To date, almost 54% of the authorisations processed by the agency are for rail vehicles operating throughout the EU. 27% of the authorisations are for vehicles that operate in more than one member state, while almost 19% are for vehicles operating in a single member state.
According to ERA, operators prefer to submit their applications with the agency because the process is more streamlined, harmonised, and accessible.
The application can be submitted electronically through a One-Stop Shop, guidance is available from the ERA, and only one application is necessary regardless of the number of countries where the vehicle will operate.
Celebrating vehicle number 50,000
The fifty thousandth vehicle authorised by ERA at the European level was for the National Railway Company of Belgium (SNCB), an AM96 trainset which can operate in two member states: Belgium and France.
To mark this milestone, on Thursday, 27 April, ERA and SNCB organised a joint event in Brussels on Platform 5 of the Belgian capital’s Midi Railway Station.
“Our choice to celebrate this major milestone in Brussels, in one of the major railway stations in Europe, is a powerful metaphor, a symbol of our work and its positive impact, visible on the tracks, bringing added value to European businesses and citizens,” Doppelbauer said during the event.
Train travel remains the most environmentally friendly mode of motorised passenger transport in Europe — regarding greenhouse gas emissions — compared to travelling by car or plane.
A harmonised European rail traffic management system will help to improve the position of rail transport as the backbone of sustainable mobility in Europe, according to Gerd De Vos, executive director of technics at SNCB.
“Rail is the safe, sustainable and comfortable mode of transport par excellence, and crucial to meeting the climate objectives,” he stressed during the event in Brussels. “By delivering vehicle approvals and safety certificates, and by acting as a one-stop shop, ERA contributes to reinforcing passengers’ trust in rail transport.”
Harmonising the rules
Railways in Europe were initially national projects and had different technical specifications from each other, resulting in fragmentation among EU countries. However, decision-makers are now taking steps towards harmonising the market.

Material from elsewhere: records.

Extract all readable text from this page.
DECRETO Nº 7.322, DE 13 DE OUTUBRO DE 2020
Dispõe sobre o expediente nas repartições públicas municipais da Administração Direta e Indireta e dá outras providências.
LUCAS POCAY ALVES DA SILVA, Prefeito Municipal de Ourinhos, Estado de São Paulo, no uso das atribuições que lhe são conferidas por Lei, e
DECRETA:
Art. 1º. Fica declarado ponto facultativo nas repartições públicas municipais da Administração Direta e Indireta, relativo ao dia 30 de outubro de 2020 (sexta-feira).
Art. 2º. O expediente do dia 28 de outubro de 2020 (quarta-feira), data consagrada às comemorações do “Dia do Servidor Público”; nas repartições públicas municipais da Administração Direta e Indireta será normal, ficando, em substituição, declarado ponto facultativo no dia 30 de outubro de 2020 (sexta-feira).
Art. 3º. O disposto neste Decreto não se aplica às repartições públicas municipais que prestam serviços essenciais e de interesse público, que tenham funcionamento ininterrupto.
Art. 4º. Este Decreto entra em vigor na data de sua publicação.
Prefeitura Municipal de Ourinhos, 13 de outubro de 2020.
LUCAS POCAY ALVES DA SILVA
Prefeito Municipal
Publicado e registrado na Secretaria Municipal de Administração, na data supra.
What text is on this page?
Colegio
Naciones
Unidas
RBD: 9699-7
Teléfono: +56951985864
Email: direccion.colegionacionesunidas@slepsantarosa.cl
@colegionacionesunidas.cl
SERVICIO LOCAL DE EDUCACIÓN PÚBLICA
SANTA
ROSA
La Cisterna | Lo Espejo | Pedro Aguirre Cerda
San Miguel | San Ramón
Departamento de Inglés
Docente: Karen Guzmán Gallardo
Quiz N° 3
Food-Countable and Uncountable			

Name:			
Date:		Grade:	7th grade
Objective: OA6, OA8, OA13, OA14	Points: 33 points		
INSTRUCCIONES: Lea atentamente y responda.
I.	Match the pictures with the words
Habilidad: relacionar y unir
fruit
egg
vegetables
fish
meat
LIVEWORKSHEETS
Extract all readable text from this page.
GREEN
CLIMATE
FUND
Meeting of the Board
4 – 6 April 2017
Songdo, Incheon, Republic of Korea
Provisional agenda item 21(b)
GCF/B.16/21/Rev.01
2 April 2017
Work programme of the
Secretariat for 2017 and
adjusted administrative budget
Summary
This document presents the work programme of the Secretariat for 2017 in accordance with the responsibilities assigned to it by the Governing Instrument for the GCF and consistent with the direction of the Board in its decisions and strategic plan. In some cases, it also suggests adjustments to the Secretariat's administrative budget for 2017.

The ERA, as rail authority, is also tasked with reducing national rules and creating an integrated package of Technical Specifications for Interoperability (TSIs) to further aid in market harmonisation.
Gradually, national rules are being replaced with regulations based on Common Safety Methods and TSIs, which are set as common standards.
From 14 thousand national rules in 2016, today around 600 remain, Doppelbauer explained.
“This is a massive reduction,” he stressed.
However, “there is still a long way to go because you have many other issues,” Doppelbauer added, mentioning the differences in language, operational rules and safety rules among countries.
“We have made tremendous progress, but we still have a lot of work ahead of us. But I would like to use a metaphor: the train has started to roll, and it is very difficult to stop this train now. So we will get there,” he said.